Speed-Trapped : Residents Say 65-MPH Limit Makes It Dangerous to Cross Road


Residents in the beachfront village of La Conchita north of here are banding together to fight the state’s new 65 mph speed limit along a four-lane stretch of U.S. 101 that slices by their community.

Cars whiz by too fast for many residents to turn on or off the highway, on which cross-traffic is allowed, forcing drivers to wait several minutes for gaps in traffic to safely lurch across the road.

They have begun writing letters and placing phone calls to well-positioned officials to get the speed limit reduced to 55 mph on the two-mile portion of the highway from Seacliff to Carpinteria.


“It’s riskier to go ahead and stick your nose out in front of traffic,” said Hank Alviani, a retired aircraft worker who has watched traffic from his La Conchita home for 12 years.

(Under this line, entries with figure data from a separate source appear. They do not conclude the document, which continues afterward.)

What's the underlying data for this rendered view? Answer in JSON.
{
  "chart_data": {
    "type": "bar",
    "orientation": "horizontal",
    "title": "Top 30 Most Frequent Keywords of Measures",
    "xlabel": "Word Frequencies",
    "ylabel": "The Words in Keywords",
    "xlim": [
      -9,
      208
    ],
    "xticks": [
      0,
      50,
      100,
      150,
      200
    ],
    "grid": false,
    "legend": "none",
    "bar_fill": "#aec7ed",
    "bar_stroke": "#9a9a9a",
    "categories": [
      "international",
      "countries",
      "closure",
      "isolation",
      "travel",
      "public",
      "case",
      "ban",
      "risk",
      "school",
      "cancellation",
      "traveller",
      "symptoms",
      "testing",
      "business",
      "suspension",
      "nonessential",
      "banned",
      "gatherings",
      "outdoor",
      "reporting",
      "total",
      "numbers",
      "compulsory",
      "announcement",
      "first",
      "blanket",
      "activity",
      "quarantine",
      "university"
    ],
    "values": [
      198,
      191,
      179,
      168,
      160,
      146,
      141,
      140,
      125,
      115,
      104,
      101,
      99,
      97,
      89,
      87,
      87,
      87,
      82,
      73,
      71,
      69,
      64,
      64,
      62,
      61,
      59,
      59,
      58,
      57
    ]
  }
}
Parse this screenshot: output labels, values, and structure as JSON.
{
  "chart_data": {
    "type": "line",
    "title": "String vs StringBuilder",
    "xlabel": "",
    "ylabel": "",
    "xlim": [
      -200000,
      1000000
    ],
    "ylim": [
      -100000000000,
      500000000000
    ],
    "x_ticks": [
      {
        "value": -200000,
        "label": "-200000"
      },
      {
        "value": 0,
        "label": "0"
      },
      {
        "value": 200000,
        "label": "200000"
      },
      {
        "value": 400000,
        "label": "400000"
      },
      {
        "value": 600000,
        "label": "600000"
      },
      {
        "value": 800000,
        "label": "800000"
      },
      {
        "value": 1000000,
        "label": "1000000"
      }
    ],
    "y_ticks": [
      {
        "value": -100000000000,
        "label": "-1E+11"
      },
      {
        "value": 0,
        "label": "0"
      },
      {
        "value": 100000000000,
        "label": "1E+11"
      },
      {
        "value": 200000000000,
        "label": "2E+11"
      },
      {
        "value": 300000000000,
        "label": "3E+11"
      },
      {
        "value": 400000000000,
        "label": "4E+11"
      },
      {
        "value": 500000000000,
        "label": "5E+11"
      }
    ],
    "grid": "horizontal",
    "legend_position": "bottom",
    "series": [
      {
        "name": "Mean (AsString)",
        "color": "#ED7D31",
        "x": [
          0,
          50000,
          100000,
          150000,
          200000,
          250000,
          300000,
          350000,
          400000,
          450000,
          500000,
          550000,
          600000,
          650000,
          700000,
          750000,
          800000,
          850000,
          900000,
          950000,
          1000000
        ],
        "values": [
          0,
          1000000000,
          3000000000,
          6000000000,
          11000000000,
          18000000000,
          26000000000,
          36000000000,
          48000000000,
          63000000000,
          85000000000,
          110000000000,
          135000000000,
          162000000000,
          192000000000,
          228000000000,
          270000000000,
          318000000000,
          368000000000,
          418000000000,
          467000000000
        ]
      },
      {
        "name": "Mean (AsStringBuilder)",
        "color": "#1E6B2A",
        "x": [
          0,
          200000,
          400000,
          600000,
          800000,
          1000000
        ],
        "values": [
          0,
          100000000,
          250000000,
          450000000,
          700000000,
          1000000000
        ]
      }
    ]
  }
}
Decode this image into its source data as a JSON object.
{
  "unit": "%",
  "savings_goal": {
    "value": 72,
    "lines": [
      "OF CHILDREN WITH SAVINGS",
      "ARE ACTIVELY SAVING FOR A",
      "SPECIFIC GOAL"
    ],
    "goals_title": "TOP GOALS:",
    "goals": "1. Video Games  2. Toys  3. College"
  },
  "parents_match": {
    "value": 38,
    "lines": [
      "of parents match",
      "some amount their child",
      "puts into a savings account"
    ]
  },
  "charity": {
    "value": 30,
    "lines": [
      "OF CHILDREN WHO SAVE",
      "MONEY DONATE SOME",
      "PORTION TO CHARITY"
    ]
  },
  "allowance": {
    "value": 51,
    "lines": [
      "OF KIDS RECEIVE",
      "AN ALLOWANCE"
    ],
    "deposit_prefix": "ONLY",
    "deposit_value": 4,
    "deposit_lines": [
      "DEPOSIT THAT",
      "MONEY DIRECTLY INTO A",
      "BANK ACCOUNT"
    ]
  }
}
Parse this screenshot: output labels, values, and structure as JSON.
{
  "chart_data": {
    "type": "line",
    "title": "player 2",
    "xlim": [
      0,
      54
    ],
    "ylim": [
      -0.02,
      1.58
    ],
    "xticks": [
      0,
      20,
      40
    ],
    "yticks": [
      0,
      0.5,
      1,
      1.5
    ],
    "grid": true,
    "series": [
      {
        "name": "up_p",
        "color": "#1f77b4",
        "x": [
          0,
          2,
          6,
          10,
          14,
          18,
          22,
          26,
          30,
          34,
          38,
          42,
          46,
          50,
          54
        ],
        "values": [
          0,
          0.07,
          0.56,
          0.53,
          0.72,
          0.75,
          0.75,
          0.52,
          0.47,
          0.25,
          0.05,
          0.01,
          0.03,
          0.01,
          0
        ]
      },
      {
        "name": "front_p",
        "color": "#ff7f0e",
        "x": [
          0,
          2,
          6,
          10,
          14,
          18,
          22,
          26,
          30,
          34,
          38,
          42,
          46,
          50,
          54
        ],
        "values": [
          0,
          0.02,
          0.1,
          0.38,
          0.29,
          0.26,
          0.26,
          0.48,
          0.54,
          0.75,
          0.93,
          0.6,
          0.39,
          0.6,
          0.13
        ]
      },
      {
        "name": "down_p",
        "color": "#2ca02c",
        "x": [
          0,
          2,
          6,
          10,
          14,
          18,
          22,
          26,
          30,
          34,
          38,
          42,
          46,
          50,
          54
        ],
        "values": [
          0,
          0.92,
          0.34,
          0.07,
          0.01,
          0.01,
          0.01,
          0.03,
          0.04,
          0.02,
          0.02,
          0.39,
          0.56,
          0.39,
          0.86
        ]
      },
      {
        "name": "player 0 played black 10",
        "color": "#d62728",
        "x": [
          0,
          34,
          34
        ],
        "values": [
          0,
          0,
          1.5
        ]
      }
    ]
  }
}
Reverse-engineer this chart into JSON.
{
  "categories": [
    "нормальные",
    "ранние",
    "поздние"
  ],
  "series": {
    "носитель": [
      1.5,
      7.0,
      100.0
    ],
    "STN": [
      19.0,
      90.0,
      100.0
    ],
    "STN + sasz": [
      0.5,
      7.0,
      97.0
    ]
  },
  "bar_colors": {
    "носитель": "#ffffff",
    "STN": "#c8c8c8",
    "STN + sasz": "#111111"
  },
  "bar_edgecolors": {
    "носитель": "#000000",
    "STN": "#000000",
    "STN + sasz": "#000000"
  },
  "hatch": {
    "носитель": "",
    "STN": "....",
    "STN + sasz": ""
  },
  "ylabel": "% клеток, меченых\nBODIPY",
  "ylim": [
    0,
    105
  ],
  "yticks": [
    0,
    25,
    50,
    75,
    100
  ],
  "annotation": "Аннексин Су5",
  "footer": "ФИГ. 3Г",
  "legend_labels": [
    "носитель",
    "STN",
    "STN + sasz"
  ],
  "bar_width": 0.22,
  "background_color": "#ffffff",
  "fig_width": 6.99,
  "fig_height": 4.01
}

“There isn’t a car out there that’s doing less than 65,” he said. “They’re probably doing a lot more than that.”

After President Clinton signed legislation late last year leaving speed-limit regulation to the states, the limits on many California highways and freeways went up to 65 and 70 mph.

Drivers along the entire length of the Ventura Freeway through Ventura County are now allowed to travel 65 mph.

But La Conchita residents say speed limits should never have been raised in front of their homes.

They have just one intersection allowing highway access. And just south of La Conchita, homeowners in the tiny community of Mussel Shoals also are limited to one way in and out.

“This is not a freeway, it’s a four-lane highway,” said Warren Bateman, a retired lighting director who has fired off letters complaining about excessive speed limits to his representatives in Sacramento.

“Everybody agrees that this is a hazard to this stretch of the 101,” Bateman said.

Except state Department of Transportation officials.

Caltrans supervisor Luu Nguyen, who oversees Ventura County operations, said the two-mile section of the road south of the Santa Barbara County line is considered an expressway.

“The freeway is 65 mph up to Mussel Shoals and 65 mph when you get to the [Santa Barbara] county line,” Nguyen said.

“You don’t make that kind of gap in the speed limit for two miles when traffic has been going that fast even before the speed limit was 65,” he said.

State transportation officials want to widen the road and make it a freeway all the way to Carpinteria. But those plans were decades off even before a huge landslide in March destroyed some homes in La Conchita, Nguyen said.

According to Caltrans, more than 55,000 cars pass by La Conchita every day. It would be too much of an inconvenience to the majority of drivers to make them slow down for the two miles south of the county line, Nguyen said.

Part of the problem, Nguyen said, is that drivers themselves dictate speed limits. Before a speed limit is designated along a road or highway, traffic analysts armed with radar guns conduct extensive surveys.

The limit is then designated as the speed at which 85% of the drivers are traveling, rounded down to the nearest five.

Caltrans did install a flashing beacon at Mussel Shoals and acceleration lanes both north- and southbound, Nguyen said. But “there’s no justification for a signal because it’s an expressway,” he said.

The flashing light is of little consolation to Sandy Porter, the manager of the Cliff House Inn, a resort that hugs the coast at Mussel Shoals, a quarter-mile south of La Conchita.

“It’s always been really hairy trying to cross over to go northbound, and now it’s even more scary,” Porter said. “We call 911 every three months or so.”